The report says in February 2004, Sina.com, one of China`s largest web portals, published photographs of three journalists being beaten while reporting on the set of a movie in Yunnan Province. More than ten workers on the movie set attacked them and threw them into a river. The provocation? They reported on local villagers` complaints about their maltreatment by the film company. 

Investigative reporter Wang Keqin has earned a reputation as "China`s most expensive reporter" because of the price that has been put on his head as a result of his writings. In 2002, he conducted a large-scale investigation into corruption within the securities market in Lanzhou, the capital of the northwestern Gansu Province. His reports led to the government shutting down more than 400 illegal firms in 26 provinces.

After the reports were published, Wang received several death threats, and one businessman implicated in the reports offered 5 million yuan (US $600,000) for his head. 

Interestingly, CPJ says some local legislators have taken steps to ensure legal protection for journalists.

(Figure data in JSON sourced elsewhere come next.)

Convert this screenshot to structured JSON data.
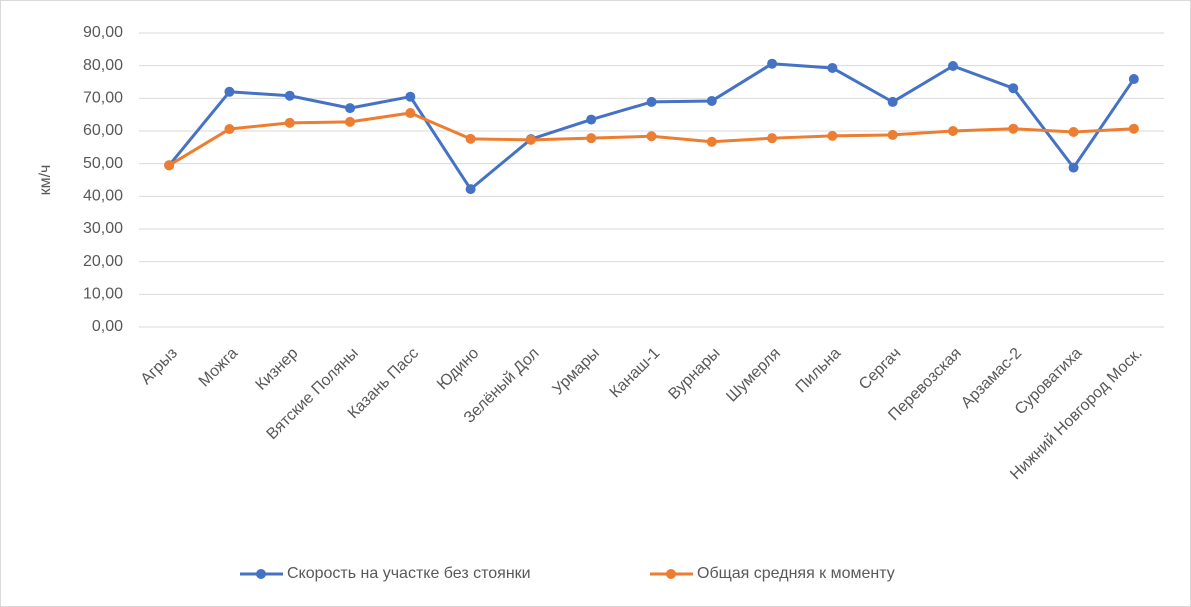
{
  "chart_data": {
    "type": "line",
    "y_label": "км/ч",
    "categories": [
      "Агрыз",
      "Можга",
      "Кизнер",
      "Вятские Поляны",
      "Казань Пасс",
      "Юдино",
      "Зелёный Дол",
      "Урмары",
      "Канаш-1",
      "Вурнары",
      "Шумерля",
      "Пильна",
      "Сергач",
      "Перевозская",
      "Арзамас-2",
      "Суроватиха",
      "Нижний Новгород Моск."
    ],
    "series": [
      {
        "name": "Скорость на участке без стоянки",
        "color": "#4472c4",
        "values": [
          49.5,
          72,
          70.8,
          67,
          70.5,
          42.2,
          57.5,
          63.5,
          68.9,
          69.2,
          80.6,
          79.3,
          68.9,
          79.9,
          73.1,
          48.8,
          75.9
        ]
      },
      {
        "name": "Общая средняя к моменту",
        "color": "#ed7d31",
        "values": [
          49.5,
          60.6,
          62.5,
          62.8,
          65.5,
          57.6,
          57.3,
          57.8,
          58.4,
          56.7,
          57.8,
          58.5,
          58.8,
          60.0,
          60.7,
          59.7,
          60.7
        ]
      }
    ],
    "ylim": [
      0,
      90
    ],
    "yticks": [
      {
        "value": 0,
        "label": "0,00"
      },
      {
        "value": 10,
        "label": "10,00"
      },
      {
        "value": 20,
        "label": "20,00"
      },
      {
        "value": 30,
        "label": "30,00"
      },
      {
        "value": 40,
        "label": "40,00"
      },
      {
        "value": 50,
        "label": "50,00"
      },
      {
        "value": 60,
        "label": "60,00"
      },
      {
        "value": 70,
        "label": "70,00"
      },
      {
        "value": 80,
        "label": "80,00"
      },
      {
        "value": 90,
        "label": "90,00"
      }
    ],
    "grid": true,
    "legend": "bottom"
  }
}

Last year, the Yining County government in the Xinjiang Uighur Autonomous Region implemented "Regulations on Not Refusing Interviews by Journalists," which states that "no department or work unit may...abuse or harass journalists or confiscate or destroy their reporting equipment." 

CPJ says the All-China Journalists Association (ACJA) is the only national organization dedicated to protecting journalists` rights. But being a government institution, it is virtually powerless. In the mid-1980s, journalists launched a movement to get a media law passed that would lay down legal protections for a free press. But after the military crackdown on the 1989 democracy movement, such legislation was sidelined. 

Journalists perturbed about violence against their profession have called for a law to protect their "right to report."